I’m not trying to break into the investment banking world, where the name on the diploma matters more than an applicant’s qualifications, I just want to know that recruiters will read my resum’eacute; in its entirety, not just until the point where it says Northeastern University.

I am certainly not the only person trying to calculate the worth of a Northeastern diploma. Others are trying to determine the academic weight of the university, including President Joseph Aoun.

In the Oct. 11 issue of The News, Aoun said improving academics will be important to the future of the university.

The university vaulted 54 spots since 2001 to be ranked at 96 in the 2007 U.S. News and World Report college rankings. Since I enrolled as a student in 2003, the administration has never failed to flaunt the current incoming class as the best and the brightest.

Now, instead of climbing the rankings to prove academic credibility, President Aoun announced last week that the plan is to put additional focus on graduate and doctoral programs in order to increase visibility and name recognition.

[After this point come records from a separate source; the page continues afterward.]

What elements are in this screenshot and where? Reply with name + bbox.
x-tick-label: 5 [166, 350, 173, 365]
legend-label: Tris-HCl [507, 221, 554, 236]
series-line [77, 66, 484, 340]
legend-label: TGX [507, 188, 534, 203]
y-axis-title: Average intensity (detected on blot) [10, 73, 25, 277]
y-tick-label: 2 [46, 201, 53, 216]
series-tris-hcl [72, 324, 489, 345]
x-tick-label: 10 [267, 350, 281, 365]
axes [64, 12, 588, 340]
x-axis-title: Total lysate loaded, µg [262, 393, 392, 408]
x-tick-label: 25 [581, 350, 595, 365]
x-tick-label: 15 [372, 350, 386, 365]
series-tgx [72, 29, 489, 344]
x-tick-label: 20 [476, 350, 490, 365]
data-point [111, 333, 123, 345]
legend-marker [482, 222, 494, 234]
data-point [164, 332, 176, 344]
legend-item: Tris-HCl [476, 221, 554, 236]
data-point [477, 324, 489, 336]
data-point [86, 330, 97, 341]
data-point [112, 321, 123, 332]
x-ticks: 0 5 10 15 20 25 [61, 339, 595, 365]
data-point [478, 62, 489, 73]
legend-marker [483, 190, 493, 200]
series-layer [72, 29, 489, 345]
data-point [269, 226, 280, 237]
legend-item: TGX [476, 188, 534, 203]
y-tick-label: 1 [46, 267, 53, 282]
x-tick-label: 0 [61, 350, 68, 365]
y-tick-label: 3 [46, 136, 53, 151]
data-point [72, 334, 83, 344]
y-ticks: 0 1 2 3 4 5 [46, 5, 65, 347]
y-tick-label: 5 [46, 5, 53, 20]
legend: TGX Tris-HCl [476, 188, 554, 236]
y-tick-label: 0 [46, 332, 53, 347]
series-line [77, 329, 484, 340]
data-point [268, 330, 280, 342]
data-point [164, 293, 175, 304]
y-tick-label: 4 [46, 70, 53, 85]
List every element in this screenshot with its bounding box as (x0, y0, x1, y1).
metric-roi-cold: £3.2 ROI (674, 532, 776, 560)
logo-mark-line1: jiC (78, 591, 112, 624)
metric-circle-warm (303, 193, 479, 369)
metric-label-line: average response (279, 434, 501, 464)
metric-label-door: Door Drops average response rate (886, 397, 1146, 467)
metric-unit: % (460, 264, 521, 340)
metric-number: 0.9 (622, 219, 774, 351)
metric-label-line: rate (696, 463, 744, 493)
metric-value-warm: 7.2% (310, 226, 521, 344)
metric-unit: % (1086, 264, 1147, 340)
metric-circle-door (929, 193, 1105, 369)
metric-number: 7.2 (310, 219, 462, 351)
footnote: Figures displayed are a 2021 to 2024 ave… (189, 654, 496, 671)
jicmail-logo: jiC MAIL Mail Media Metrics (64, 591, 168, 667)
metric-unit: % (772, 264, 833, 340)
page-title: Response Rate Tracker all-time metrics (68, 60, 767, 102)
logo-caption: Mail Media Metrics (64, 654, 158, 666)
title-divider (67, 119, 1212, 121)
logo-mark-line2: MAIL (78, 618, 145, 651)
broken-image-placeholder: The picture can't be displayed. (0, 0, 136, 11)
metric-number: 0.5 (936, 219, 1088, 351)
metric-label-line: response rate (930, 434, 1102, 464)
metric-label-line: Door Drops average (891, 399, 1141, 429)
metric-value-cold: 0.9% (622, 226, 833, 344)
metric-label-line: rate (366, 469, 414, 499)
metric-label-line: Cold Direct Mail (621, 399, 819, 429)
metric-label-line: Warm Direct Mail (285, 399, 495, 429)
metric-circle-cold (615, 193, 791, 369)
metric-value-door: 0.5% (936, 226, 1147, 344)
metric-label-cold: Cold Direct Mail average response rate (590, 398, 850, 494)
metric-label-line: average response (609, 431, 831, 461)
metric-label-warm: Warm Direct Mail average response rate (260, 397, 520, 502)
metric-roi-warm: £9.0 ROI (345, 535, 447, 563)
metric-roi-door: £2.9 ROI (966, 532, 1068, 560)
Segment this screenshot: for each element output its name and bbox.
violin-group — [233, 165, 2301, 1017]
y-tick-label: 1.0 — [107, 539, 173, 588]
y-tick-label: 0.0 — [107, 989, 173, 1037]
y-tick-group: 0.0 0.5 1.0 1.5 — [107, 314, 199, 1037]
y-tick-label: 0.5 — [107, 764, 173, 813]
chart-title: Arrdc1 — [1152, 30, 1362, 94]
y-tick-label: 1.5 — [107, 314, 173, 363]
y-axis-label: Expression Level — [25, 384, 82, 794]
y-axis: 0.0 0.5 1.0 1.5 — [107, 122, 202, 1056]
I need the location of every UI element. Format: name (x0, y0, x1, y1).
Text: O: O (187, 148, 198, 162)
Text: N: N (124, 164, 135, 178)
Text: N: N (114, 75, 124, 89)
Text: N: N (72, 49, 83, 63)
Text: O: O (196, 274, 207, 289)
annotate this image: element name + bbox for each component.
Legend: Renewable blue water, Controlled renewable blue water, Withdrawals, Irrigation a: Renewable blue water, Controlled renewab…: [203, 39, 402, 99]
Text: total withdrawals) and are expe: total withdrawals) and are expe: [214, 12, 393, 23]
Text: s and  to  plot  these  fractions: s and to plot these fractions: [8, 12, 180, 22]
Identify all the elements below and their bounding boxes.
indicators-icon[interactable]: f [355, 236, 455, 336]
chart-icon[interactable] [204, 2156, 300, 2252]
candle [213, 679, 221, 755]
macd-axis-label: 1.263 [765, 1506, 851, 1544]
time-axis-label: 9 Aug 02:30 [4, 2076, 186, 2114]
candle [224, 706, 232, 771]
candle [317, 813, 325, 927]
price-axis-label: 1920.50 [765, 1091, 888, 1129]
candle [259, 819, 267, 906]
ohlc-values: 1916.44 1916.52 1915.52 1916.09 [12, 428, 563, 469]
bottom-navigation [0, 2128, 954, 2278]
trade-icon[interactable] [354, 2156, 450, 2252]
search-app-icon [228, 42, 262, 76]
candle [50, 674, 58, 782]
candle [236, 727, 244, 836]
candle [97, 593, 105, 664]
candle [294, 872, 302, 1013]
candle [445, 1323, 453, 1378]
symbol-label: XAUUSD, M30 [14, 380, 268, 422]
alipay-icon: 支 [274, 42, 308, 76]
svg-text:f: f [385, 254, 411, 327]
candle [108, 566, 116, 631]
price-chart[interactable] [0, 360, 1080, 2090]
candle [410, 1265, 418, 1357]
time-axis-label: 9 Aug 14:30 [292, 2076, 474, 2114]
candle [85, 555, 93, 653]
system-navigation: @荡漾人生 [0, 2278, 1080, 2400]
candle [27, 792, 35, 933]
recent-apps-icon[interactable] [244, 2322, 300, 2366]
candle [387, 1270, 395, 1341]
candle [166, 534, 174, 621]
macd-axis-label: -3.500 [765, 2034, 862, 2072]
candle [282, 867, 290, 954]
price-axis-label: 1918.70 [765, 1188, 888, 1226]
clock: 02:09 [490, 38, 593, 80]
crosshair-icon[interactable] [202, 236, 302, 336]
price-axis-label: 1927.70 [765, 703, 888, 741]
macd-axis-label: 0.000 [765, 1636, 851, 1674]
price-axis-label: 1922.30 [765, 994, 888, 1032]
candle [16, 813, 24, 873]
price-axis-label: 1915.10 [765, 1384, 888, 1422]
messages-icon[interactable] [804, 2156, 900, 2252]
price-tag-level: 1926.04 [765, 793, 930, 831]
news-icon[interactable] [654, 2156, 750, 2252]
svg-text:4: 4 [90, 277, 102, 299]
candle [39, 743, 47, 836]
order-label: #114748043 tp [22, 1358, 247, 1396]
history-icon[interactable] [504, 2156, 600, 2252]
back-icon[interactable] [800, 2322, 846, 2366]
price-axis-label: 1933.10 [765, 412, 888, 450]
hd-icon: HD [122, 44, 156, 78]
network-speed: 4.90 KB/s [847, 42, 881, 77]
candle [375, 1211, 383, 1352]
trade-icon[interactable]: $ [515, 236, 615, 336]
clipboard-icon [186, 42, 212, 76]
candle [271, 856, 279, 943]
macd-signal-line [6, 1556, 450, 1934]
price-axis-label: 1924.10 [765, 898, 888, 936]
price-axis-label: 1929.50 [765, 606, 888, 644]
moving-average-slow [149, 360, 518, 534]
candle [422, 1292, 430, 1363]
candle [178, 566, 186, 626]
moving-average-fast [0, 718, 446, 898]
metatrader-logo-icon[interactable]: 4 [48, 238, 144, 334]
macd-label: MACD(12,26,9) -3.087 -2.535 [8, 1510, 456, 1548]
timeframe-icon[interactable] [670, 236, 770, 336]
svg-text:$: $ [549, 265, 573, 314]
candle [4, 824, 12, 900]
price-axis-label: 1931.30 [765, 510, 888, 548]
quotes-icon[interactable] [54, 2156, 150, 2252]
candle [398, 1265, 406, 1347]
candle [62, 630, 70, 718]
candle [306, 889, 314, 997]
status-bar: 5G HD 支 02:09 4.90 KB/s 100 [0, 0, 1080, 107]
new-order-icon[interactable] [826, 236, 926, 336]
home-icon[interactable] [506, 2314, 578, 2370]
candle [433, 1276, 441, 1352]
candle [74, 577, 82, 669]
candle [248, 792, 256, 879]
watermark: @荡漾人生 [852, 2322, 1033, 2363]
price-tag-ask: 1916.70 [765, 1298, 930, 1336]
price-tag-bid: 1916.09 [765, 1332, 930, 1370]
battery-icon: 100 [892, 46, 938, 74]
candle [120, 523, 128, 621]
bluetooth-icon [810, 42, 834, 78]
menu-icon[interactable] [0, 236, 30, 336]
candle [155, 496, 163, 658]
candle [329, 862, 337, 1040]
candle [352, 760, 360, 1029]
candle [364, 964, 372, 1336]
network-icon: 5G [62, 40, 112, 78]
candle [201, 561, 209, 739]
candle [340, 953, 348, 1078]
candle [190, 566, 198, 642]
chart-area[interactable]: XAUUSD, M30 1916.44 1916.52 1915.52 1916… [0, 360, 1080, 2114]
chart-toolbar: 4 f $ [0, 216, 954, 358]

In an effort to maintain full disclosure, I’m not applying in-house to graduate programs, although my years here prove, to me, that the international affairs and political science departments have fantastic faculty. It’s just that I want to escape the confines of Boston. Mostly, I want to escape the NU Shuffle.

I’m concerned that the new emphasis on fundraising, graduate studies and post-graduate studies will interfere with the quality of an undergraduate degree.

This is not an original argument. In fact, for years editorial columnists have written about the plight of the upperclassmen as Northeastern focused heavily on recruitment instead of matriculated students. Take West Village F, for example: Did honors freshmen really need that building or did the prospective student brochures need new pictures of freshmen housing?

But at least the past initiatives aimed to increase the undergraduate experience in some way. This plan to invigorate the graduate and professional degree programs will have little impact on undergraduate life.

It will however, be another feather in Northeastern’s cap.

Aoun’s plan to make Northeastern a world class research university will pull professors out of the classroom and into labs as the academic priority shifts from undergraduate students to post-graduate ones. Forget wooing high school seniors, admissions will be courting professionals.

Research universities are notorious for having huge undergraduate classes to go along with the oversized name, yet class size is essential to an engaged undergraduate experience. Undergraduates should not be tossed by the wayside to make way for a higher university profile.

There is more than one way to achieve the world class reputation the university seeks. Pumping time and money into job and academic opportunities for students approaching graduation will promote the school just as well as chasing after potential graduate students.

Stop chasing the next generation of Huskies and focus on those currently enrolled. In other words, help the students help the university by opening up recruitment doors and bringing more nationally high profile companies to campus.

With that said, perhaps I shouldn’t be concerned.

I won’t be around to sit in classes where I am one of 100 students. Instead, I’ll be in the work force reaping the said benefits of my alma mater’s increased name recognition. Who cares about the students? It’s all about the image anyway.